D’autres joyaux ornent ces Cahiers qui balaient le champ camusien : extraits des correspondances avec son instituteur, Louis Germain, et avec Jacques Heurgon, professeur de latin à l’Université d’Alger et coresponsable des Décades de Pontigny. En octobre 1937, Camus rejoint son poste d’enseignant à Sidi Bel-Abbès, mais qu’il va aussitôt quitter. A Heurgon, il écrit : «Je ne sais comment vous dire. Lorsque le soir, dans ma chambre d’hôtel, je me suis vu là, avec 9 mois à passer, devant une certaine forme de vie qui est celle que je hais le plus, je me suis senti sans forces. Je suis encore resté le dimanche matin. Je savais bien que ce poste représentait pour moi une chance exceptionnelle - que j’avais des besoins très urgents et que de toute façon c’était à peu près ce que j’avais choisi […]. Mais là, je n’ai pas pu. Dix minutes avant le départ du train d’Alger, j’ai fait ma valise et me suis littéralement enfui.»

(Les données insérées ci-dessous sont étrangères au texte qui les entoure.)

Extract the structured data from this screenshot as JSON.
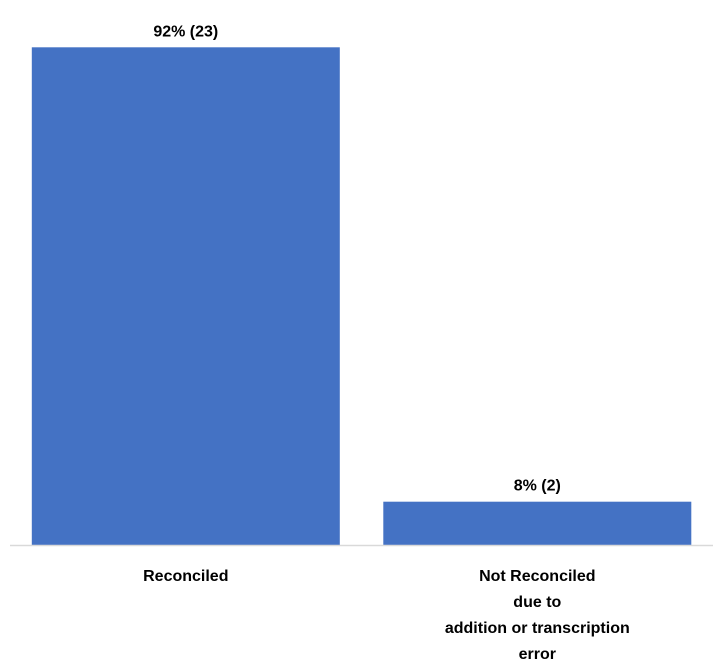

«Lucidité». L’éditeur Edmond Charlot se souvient de la rigueur de ses notes de lecture, et, à propos d’un célèbre écrivain non cité, de celle-ci : «Hélas, oui : publiez-le car il nous fait vivre.» On se croirait aujourd’hui. On lit enfin le rapport du FBI sur l’écrivain lorsqu’il voyagea aux Etats-Unis, en 1946, un an après Sartre : sa philosophie, écrit le rapporteur, «enjoint à vivre en toute lucidité dans l’absurde, à jouir d’autant plus pleinement de la vie qu’elle est dépourvue de sens et à profiter de la liberté maximale ici-bas puisqu’il n’y a pas de liberté éternelle. Pour des raisons de santé, le sujet est rentré en France à l’issue de sa tournée de conférences». Dans la police américaine, on savait lire.
Cahier de L’Herne. Sous la direction de Raymond Gay-Crosier et Agnès Spiquel-Courdille. L’Herne, 376 pp, 39 €.